Etrafımda dönem anlamsız onlarca sese rağmen gözlerim hala kapalıydı. Ateş sesi, konuşma sesi, kuş sesi, zihnimdeki sesler ve Salver'ın narin dokunuşları. Saçlarımda narince gezinen iri kemikli bir el.

"Uyku bitti şimdi sıra göz dinlendirmede değil mi küçük hanım?" dedi. "Zaten geceleri senin yüzünden uyuyamıyorum." Gözlerimi açtım.
"Neden?" Gülümsedi.
"E şimdi sen kollarımın üzerinde masumca uyurken ben nasıl uyuyup senin güzelliğinden mahrum kalayım ki?" Güldüm. "Bu arada benim uyumadığımı nasıl anladın?"

"Farkında değilsin ama sadece gözlerini kapattığın zaman kaşların çatık oluyor."
"Uyurken nasıl oluyorum?" dedim tek kaşımı kaldırarak.
"Her an gülümseyecekmiş gibi duruyorsun."

Gülerken diğerlerine baktım. Amber ve Bloom hariç hepsi dışarda oturuyordu. Amber bana dönüp gülümsedi.

"Aaa Vero uyanmış!" diyerek yanıma geldi Amber. "Yarana bakalım mı? İyi gelmesi için krem sürerim." Başımı salladım. Salver bana doğru eğildi.
"Ben dışarı çıkıyorum." diyerek yanımdan ayrıldı.

Olduğum yerde doğruldum. Elbisemi sıyırıp karın kısmını açtım. Sargılar sarılmıştı.

Amber yavaşça sargıları tek tek açtı. Gördüğüm yara ile midem bulandı. Fazla derin bir yaraydı.

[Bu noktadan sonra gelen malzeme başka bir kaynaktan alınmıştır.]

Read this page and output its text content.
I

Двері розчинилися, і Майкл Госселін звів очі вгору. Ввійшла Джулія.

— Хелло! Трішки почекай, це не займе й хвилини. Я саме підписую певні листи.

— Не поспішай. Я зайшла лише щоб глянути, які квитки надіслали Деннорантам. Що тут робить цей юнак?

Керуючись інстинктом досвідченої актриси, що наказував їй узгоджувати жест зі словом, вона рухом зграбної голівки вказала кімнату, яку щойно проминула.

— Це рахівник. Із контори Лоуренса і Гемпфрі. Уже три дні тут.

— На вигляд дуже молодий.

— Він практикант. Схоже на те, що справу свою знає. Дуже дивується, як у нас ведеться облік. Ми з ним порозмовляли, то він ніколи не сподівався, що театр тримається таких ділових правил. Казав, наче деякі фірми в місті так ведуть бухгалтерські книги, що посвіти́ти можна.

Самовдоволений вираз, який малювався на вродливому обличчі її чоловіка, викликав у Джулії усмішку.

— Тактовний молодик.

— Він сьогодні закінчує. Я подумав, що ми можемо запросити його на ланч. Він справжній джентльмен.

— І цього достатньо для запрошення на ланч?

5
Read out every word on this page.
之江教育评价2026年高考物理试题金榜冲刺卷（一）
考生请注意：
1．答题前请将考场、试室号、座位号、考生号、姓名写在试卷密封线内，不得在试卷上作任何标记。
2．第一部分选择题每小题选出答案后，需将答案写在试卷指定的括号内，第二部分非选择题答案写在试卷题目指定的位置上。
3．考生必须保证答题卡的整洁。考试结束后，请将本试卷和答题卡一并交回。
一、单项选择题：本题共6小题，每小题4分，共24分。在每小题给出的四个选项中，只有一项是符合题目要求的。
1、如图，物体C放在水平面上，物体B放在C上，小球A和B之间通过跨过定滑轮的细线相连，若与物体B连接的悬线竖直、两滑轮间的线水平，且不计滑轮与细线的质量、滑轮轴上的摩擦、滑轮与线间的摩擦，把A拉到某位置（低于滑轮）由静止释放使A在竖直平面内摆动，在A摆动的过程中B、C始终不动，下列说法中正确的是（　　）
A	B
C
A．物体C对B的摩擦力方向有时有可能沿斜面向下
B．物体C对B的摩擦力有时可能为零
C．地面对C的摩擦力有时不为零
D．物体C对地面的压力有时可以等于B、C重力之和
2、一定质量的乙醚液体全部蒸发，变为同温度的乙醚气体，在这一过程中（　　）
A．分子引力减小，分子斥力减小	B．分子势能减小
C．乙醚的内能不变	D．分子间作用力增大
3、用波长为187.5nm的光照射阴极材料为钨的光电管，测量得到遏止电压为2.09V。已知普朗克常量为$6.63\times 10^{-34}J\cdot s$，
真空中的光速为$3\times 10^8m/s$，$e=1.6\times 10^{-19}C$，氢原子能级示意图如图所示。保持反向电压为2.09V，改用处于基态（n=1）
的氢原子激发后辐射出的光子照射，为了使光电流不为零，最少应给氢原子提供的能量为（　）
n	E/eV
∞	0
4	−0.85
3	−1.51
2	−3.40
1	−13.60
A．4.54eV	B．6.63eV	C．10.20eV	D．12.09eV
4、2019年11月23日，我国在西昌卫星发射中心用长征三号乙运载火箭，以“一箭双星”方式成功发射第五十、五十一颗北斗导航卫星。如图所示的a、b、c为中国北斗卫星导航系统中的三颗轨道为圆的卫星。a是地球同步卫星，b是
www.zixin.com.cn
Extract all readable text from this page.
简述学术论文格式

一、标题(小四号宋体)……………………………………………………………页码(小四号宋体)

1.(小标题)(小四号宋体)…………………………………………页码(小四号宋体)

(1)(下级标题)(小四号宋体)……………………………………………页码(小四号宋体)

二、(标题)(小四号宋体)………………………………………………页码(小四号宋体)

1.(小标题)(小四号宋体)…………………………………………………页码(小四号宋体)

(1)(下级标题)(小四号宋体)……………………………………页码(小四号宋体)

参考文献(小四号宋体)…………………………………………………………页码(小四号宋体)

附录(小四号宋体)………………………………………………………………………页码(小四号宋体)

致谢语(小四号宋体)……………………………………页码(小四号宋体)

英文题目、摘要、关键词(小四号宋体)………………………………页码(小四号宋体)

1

"Açıkçası bu yara ile buraya kadar dayanman imkansız birşey. Fazla derin. Ayrıca çok kan kaybetmişsin. Kendini çabuk toparladın. Bu kadar kan kaybetmene rağmen gayet iyi toparladın." derken Bloom önüme oturdu. Elindeki kavanozu açtı. İğrenç bir koku yayılırken bana baktı.

"Çok acıyor mu?"
"Hayır. Sadece gülünce yada ani bir hareket yapınca acıyor." Amber, Bloom'un elindeki kavanozun içindeki kremden biraz alırken Bloom kaşlarını çattı.
"Sana bunu neden yaptı?" diye sordu.
"Bilmiyorum. Psikopatın teki. Eğer ruh sağlığı yerinde olsaydı bana bunları yapmazdı." Bloom başını sallarken Amber karnıma kremi sürünce vücudum gerildi. Sürdüğü krem aşırı soğuktu.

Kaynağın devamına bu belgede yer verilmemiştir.